CDC different modes in ODI embody one of the series synchronous mode
Oracle Database change Data Capture feature
Change data capture is a generic term that is used to describe capturing incremental changes applied to the data store. With the increasing of data volume and the Changing of data storage, data capture is an important function of data warehouse, especially the requirement of real-time or near-real-time data warehouse.
In the Oracle database concept, data acquisition changes database functionality to capture increments on an Oracle database. Traditionally you will have to modify the source code of the app to capture incremental changes.
Oracle's change data capture enables incremental changes to be captured without making any changes to the source program.
Oracle Database 10g version 2nd introduces the asynchronous distributed CDC, which is much more improved than the original 9i database version 2nd. This recipe describes how to set up such an asynchronous change data capture environment.
Pattern Classification Comparison:
Synchronous CDC Mode (synchronous mode) captures incremental data by establishing trigger on the source library, so you can extract incremental data in real time.
The asynchronous Hotlog pattern (asynchronous Hotlog mode) extracts delta data directly from the online redo log file of source database, and there is a time delay due to the need to parse the log files. The change table must also be generated in the source library. This mode, because it is parsing the log in the source database, also creates some pressure on the source database, but is less stressful than synchronizing the CDC mode.
The asynchronous Distributed Hotlog pattern (asynchronous distributed Hotlog mode) compares to the asynchronous Hotlog pattern by parsing the delta data in the current online log of more than one source database. Then pass a staging database processing to facilitate centralized data management.

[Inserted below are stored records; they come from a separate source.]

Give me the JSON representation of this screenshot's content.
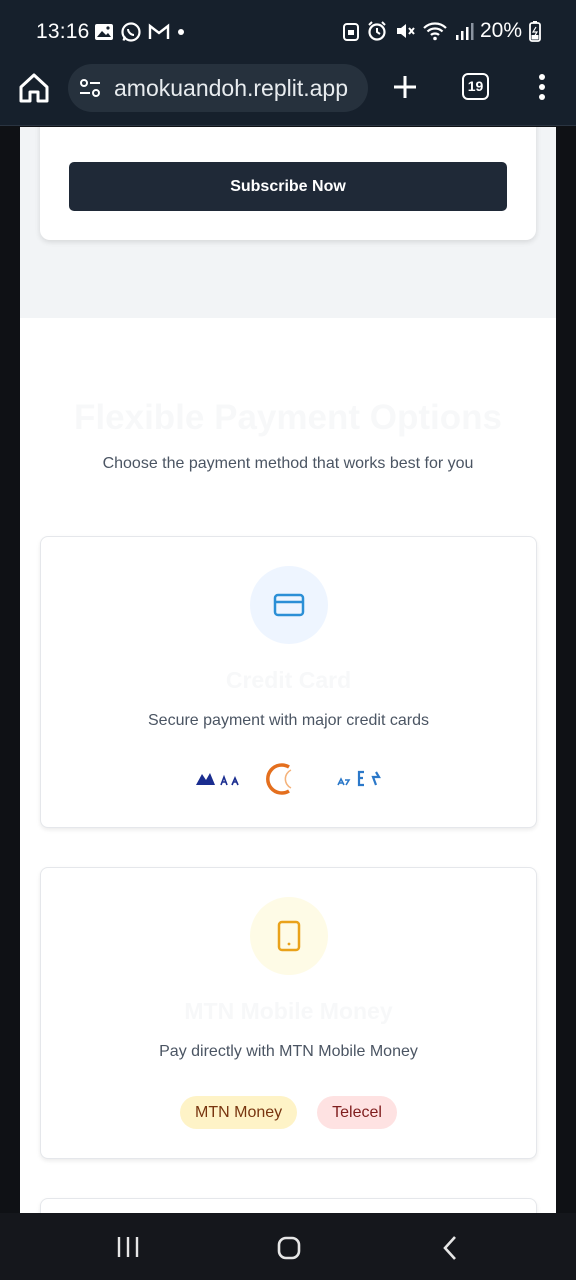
{
  "status_bar": {
    "time": "13:16",
    "battery": "20%",
    "left_icons": [
      "image-icon",
      "whatsapp-icon",
      "gmail-icon",
      "dot-icon"
    ],
    "right_icons": [
      "lock-icon",
      "alarm-icon",
      "mute-icon",
      "wifi-icon",
      "signal-icon",
      "battery-icon"
    ]
  },
  "browser": {
    "url": "amokuandoh.replit.app",
    "tab_count": "19"
  },
  "subscribe": {
    "button_label": "Subscribe Now"
  },
  "payment_section": {
    "title": "Flexible Payment Options",
    "subtitle": "Choose the payment method that works best for you",
    "methods": [
      {
        "title": "Credit Card",
        "description": "Secure payment with major credit cards",
        "icon": "credit-card-icon",
        "accent": "#2b8fd6",
        "icon_bg": "#eef5ff",
        "logos": [
          "visa-logo",
          "mastercard-logo",
          "amex-logo"
        ]
      },
      {
        "title": "MTN Mobile Money",
        "description": "Pay directly with MTN Mobile Money",
        "icon": "mobile-phone-icon",
        "accent": "#e9a21a",
        "icon_bg": "#fefbe6",
        "badges": [
          "MTN Money",
          "Telecel"
        ]
      }
    ]
  },
  "colors": {
    "status_bar_bg": "#16202c",
    "primary_button": "#1f2937",
    "badge_mtn_bg": "#fef3c7",
    "badge_telecel_bg": "#fee2e2"
  }
}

The asynchronous AutoLog pattern (asynchronous AutoLog mode) is to pass the log file from the source database to the staging database, and then perform a log analysis on the staging database. This minimizes the pressure on the source database
Publishers and Subscribers (publishing and subscribing users)
Publisher is the database user who publishes the change data capture. So the ODI needs to create a publisher first.
Subscriber is a database user who uses this captured change data through so-called ordering, and can also be understood as subscribers.
For security reasons, publishers and subscribing users should not be the same database user. A Publisher can support many subscriber users.
CDC leverages change tables and user views. Data changes are written to the change table to provide a scalable infrastructure for using CDC. Users can obtain a view of a consistent set of data changes for data in a change table. Users can expand and clear subscribed windows and implicitly change datasets through database views. If no user subscribes to the change data, the data in the change table can be erased. The CDC is called through a PL/SQL package.
CDC has two ways to capture data synchronously with CDC and asynchronous CDC.
There are 3 modes of asynchronous CDC: Asynchronous Hotlog mode, asynchronous distributed Hotlog mode, asynchronous AutoLog mode.
How to create a synchronous CDC mode:
1. Create a Publisher user, create a change set in the SYS user, and then create the corresponding change table in the change set
(change table), a change set can correspond to multiple change table.
2. Create subscriber users, and Publisher users grant change table access to subscriber users.
3.Subscriber can create a subscription (subscription) and can subscribe to multiple source table in the change set by creating a subscribe
This table is the source table for change table.
4. Activate subscription Activate subscription
5. Expand the window extend_windows, the extension window will not see the data changes. If you want to see the data change every time, you must expand the window every time.
The 5 steps above are the steps implemented in the Oracle database, so how does it manifest in ODI? Let's take a concrete approach to implementation.
Because synchronous mode CDC is implemented by means of triggers, the database can be run in a non-archived mode.
1. In ODI, CDC is implemented through the Log knowledge module, so we first introduce the Knowledge module
Select the journal JKM in the ODI project and choose the right button to import the Knowledge module, because we are using the synchronous mode CDC, select "JKM Oracle simple" knowledge km, we can also see JKM Oracle consistent, and then the asynchronous CDC, We will quote in, hehe.
2.
Select the Logging tab in the Model properties, and then select Simple, select logging km, you can see the km,jkm Oracle SIMPLE.CDC We added just now, this km is described below, not suitable for frequent operation, does not bring value to the production system, Instead, it affects performance. Because this jkm is the form of a trigger.
At this point, we have already defined the JKM in the model, we can add it to CDC in the model's data store, we can also do CDC for the whole pattern, here we choose a separate data store.
Let's look at the existing triggers for the system:
Sql> Conn Odi_tmp/odi_tmp
is connected.
Sql> select * from User_triggers;
Row not selected
Sql>
You can see that there are no triggers under the current development user.
After selecting JKM, click Apply.
Later, we can confirm with the database that the ODI has established a trigger in the database.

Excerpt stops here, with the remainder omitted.